A Pentagon review of the August 29th Kabul drone strike that killed 10 civilians, including seven children, concluded that the slaughter was not a result of “misconduct or negligence” and recommended no disciplinary action, The Associated Press reported Wednesday.
The review was done by Air Force Inspector General Lt. Gen. Sami Said. According to AP, the Pentagon decided Said could be an “independent judge” on the matter because he had no connection to Afghanistan operations.
The drone strike targeted 43-year-old Zemari Ahmadi, an aid worker employed by a US-based NGO, killing him and nine of his family members. US officials initially claimed the strike targeted ISIS-K and maintained that narrative even as evidence mounted that only civilians were killed.
The White House described the strike as “successful,” and Chairman of the Joint Chiefs of Staff Gen. Mark Milley said it was “righteous.” But after an investigation from The New York Times proved the drone strike killed Ahmadi and his family, the Pentagon was forced to admit the truth.
Said’s review claims that US forces “genuinely believed” they were taking out a target that was an “imminent threat” to the US evacuation effort at the Kabul airport. The strike was carried out just a few days after an ISIS-K suicide bomber killed over 100 Afghans and 13 US troops at the airport.
According to Said, surveillance footage of the area the US bombed showed the presence of at least one child two minutes before the drone strike was launched. Despite this fact, Said still did not recommend disciplinary action. “I didn’t find violations of law or of the law of war,” he said at a press conference.

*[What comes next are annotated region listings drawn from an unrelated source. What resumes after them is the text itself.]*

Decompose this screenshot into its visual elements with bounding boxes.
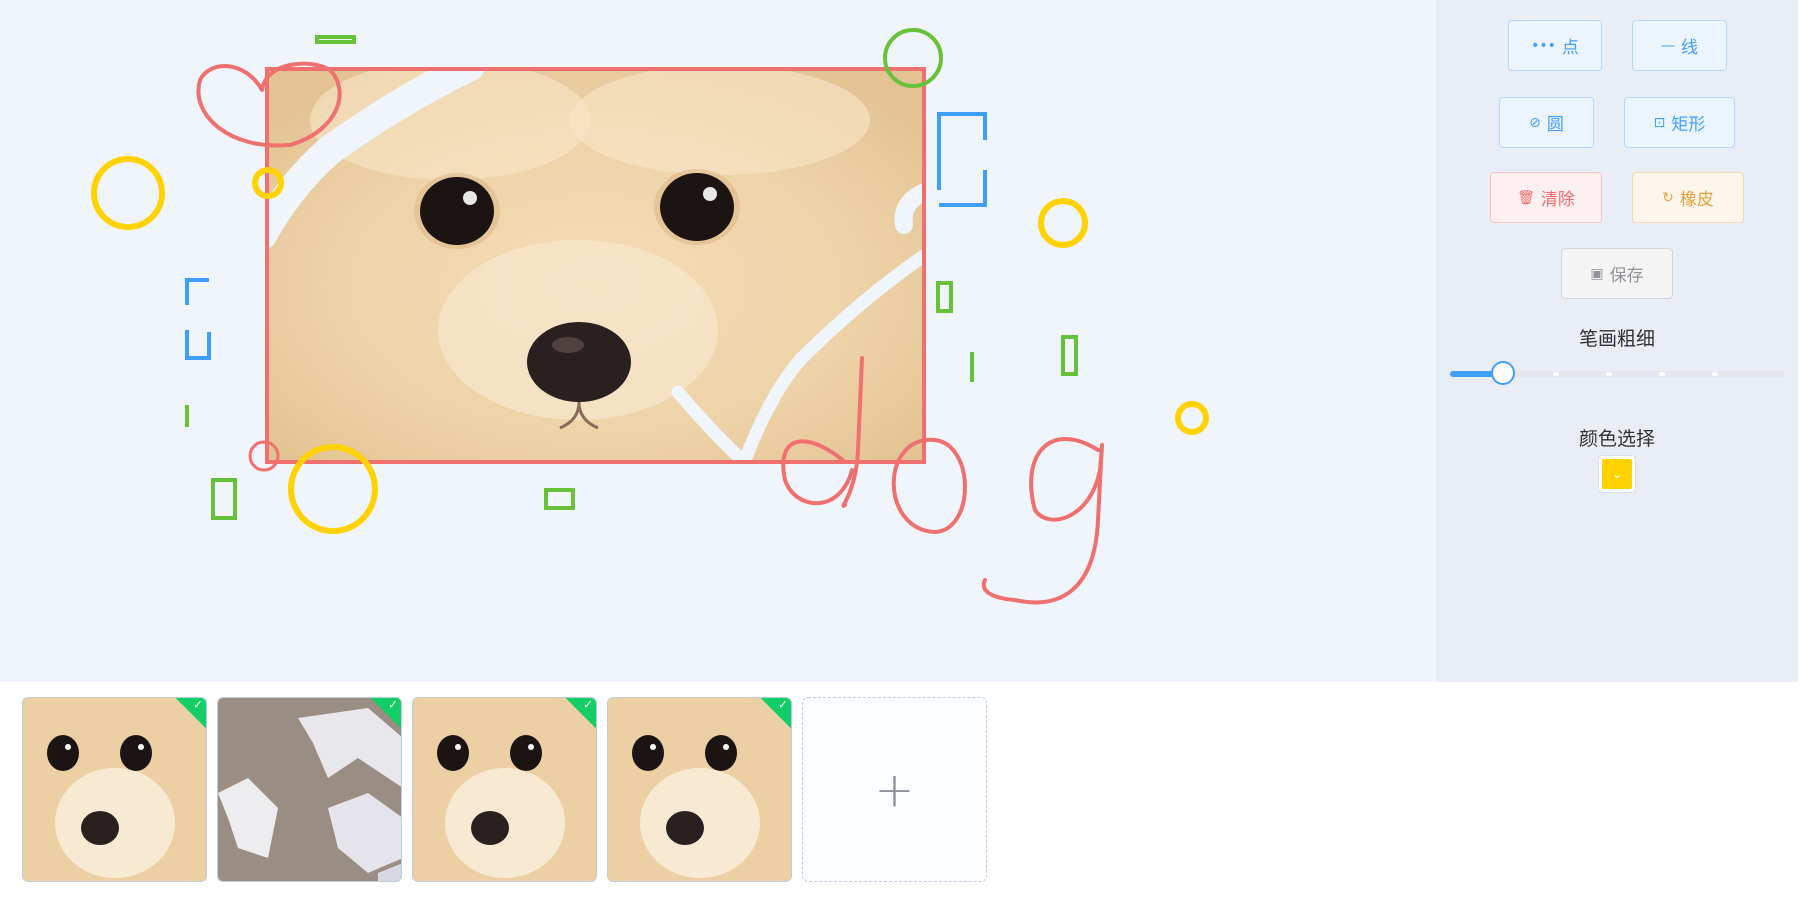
eraser-button-label: 橡皮 [1679, 190, 1714, 210]
check-icon: ✓ [582, 697, 593, 712]
clear-button[interactable]: 🗑 清除 [1490, 172, 1602, 223]
thumbnail-image [23, 698, 206, 881]
eraser-button[interactable]: ↻ 橡皮 [1632, 172, 1744, 223]
save-button[interactable]: ▣ 保存 [1561, 248, 1673, 299]
upload-button[interactable]: + [802, 697, 987, 882]
crop-icon: ⊡ [1653, 114, 1666, 131]
line-button-label: 线 [1681, 38, 1698, 58]
thumbnail-item[interactable]: ✓ [412, 697, 597, 882]
slider-stop [1659, 372, 1665, 376]
clear-button-label: 清除 [1540, 190, 1575, 210]
color-select-label: 颜色选择 [1578, 428, 1655, 450]
drawing-canvas[interactable] [0, 0, 1436, 682]
slider-handle[interactable] [1491, 361, 1515, 385]
color-swatch: ⌄ [1602, 459, 1632, 489]
slider-stop [1712, 372, 1718, 376]
point-button-label: 点 [1561, 38, 1579, 58]
slider-stop [1553, 372, 1559, 376]
slider-stop [1606, 372, 1612, 376]
canvas-drawing-layer[interactable] [0, 0, 1436, 682]
thumbnail-item[interactable]: ✓ [607, 697, 792, 882]
stroke-width-slider[interactable] [1450, 361, 1785, 385]
rect-button-label: 矩形 [1671, 115, 1706, 135]
stroke-width-label: 笔画粗细 [1578, 328, 1655, 350]
save-button-label: 保存 [1609, 266, 1644, 286]
thumbnail-image [218, 698, 401, 881]
picture-icon: ▣ [1590, 265, 1604, 282]
check-icon: ✓ [192, 697, 203, 712]
thumbnail-item[interactable]: ✓ [217, 697, 402, 882]
more-dots-icon: ••• [1531, 37, 1556, 54]
plus-icon: + [874, 761, 915, 818]
color-picker[interactable]: ⌄ [1598, 455, 1636, 493]
check-icon: ✓ [777, 697, 788, 712]
point-button[interactable]: ••• 点 [1508, 20, 1602, 71]
rect-button[interactable]: ⊡ 矩形 [1624, 97, 1735, 148]
delete-icon: 🗑 [1517, 189, 1535, 206]
refresh-icon: ↻ [1662, 189, 1674, 206]
check-icon: ✓ [387, 697, 398, 712]
sidebar-scrollbar[interactable] [1798, 0, 1808, 682]
minus-icon: — [1661, 37, 1675, 54]
circle-check-icon: ⊘ [1529, 114, 1541, 131]
thumbnail-item[interactable]: ✓ [22, 697, 207, 882]
thumbnail-image [413, 698, 596, 881]
circle-button-label: 圆 [1546, 115, 1564, 135]
circle-button[interactable]: ⊘ 圆 [1499, 97, 1594, 148]
line-button[interactable]: — 线 [1632, 20, 1727, 71]
thumbnail-image [608, 698, 791, 881]
chevron-down-icon: ⌄ [1611, 467, 1623, 481]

The Pentagon and US media have portrayed the incident as a “mistake,” but the slaughter of the Ahmadi family is typical of US drone strikes. In 2015, documents leaked by whistleblower Daniel Hale revealed that during a five-month period between 2012 and 2013, 90 percent of the people killed by US drones were civilians. Hale was recently sentenced to 45 months in prison for leaking the documents.